Впрочем, он тогда же стал уверять, что мать моя полюбила его по «приниженности»: еще бы выдумал, что по крепостному праву! Соврал для шику, соврал против совести, против чести и благородства!

Все это, конечно, я наговорил в какую-то как бы похвалу моей матери, а между тем уже заявил, что о ней, тогдашней, не знал вовсе. Мало того, я именно знаю всю непроходимость той среды и тех жалких понятий, в которых она зачерствела с детства и в которых осталась потом на всю жизнь. Тем не менее беда совершилась. Кстати, надо поправиться: улетев в облака, я забыл об факте, который, напротив, надо бы выставить прежде всего, а именно: началось у них прямо с беды . (Я надеюсь, что читатель не до такой степени будет ломаться, чтоб не понять сразу, об чем я хочу сказать.) Одним словом, началось у них именно по-помещичьи, несмотря на то что была обойдена m-lle Сапожкова. Но тут уже я вступлюсь и заранее объявляю, что вовсе себе не противоречу. Ибо об чем, о господи, об чем мог говорить в то время такой человек, как Версилов, с такою особою, как моя мать, даже и в случае самой неотразимой любви? Я слышал от развратных людей, что весьма часто мужчина, с женщиной сходясь, начинает совершенно молча, что, конечно, верх чудовищности и тошноты; тем не менее Версилов, если б и хотел, то не мог бы, кажется, иначе начать с моею матерью. Неужели же начать было объяснять ей «Полиньку Сакс»? Да и сверх того, им было вовсе не до русской литературы; напротив, по его же словам (он как-то раз расходился), они прятались по углам, поджидали друг друга на лестницах, отскакивали как мячики, с красными лицами, если кто проходил, и «тиран помещик» трепетал последней поломойки, несмотря на все свое крепостное право. Но хоть и по-помещичьи началось, а вышло так, да не так, и, в сущности, все-таки ничего объяснить нельзя. Даже мраку больше. Уж одни размеры, в которые развилась их любовь, составляют загадку, потому что первое условие таких, как Версилов, – это тотчас же бросить, если достигнута цель. Не то, однако же, вышло.
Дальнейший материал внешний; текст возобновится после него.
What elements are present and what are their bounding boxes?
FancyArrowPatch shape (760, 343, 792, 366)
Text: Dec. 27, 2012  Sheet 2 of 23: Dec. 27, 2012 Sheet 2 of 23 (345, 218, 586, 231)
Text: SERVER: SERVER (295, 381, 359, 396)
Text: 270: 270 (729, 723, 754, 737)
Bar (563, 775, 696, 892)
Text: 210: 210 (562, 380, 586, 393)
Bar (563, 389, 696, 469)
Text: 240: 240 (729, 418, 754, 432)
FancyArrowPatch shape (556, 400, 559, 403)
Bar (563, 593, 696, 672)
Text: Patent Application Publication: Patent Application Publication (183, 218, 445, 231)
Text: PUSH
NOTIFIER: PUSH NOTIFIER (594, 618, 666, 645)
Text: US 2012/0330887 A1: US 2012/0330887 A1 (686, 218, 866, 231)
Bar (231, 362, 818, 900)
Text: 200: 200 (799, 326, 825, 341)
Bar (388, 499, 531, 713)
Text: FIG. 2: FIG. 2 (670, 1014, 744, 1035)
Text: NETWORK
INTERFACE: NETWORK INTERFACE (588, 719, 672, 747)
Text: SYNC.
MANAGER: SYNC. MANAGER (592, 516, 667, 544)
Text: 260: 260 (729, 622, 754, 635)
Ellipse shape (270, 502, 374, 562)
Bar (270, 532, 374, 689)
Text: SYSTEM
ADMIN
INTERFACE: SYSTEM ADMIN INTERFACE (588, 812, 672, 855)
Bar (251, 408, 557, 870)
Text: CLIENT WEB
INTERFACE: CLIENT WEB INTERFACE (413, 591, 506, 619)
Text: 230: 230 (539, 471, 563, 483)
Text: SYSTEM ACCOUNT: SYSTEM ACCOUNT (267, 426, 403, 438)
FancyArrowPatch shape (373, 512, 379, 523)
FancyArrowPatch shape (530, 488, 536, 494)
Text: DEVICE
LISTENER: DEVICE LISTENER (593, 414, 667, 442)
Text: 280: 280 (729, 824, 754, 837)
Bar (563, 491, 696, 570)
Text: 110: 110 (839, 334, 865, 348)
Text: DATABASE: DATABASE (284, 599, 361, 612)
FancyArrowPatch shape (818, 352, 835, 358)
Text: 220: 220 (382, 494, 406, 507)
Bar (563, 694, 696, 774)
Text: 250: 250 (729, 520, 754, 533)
Согрешить с миловидной дворовой вертушкой (а моя мать не была вертушкой) развратному «молодому щенку» (а они были все развратны, все до единого – и прогрессисты и ретрограды) – не только возможно, но и неминуемо, особенно взяв романическое его положение молодого вдовца и его бездельничанье. Но полюбить на всю жизнь – это слишком. Не ручаюсь, что он любил ее, но что он таскал ее за собою всю жизнь – это верно.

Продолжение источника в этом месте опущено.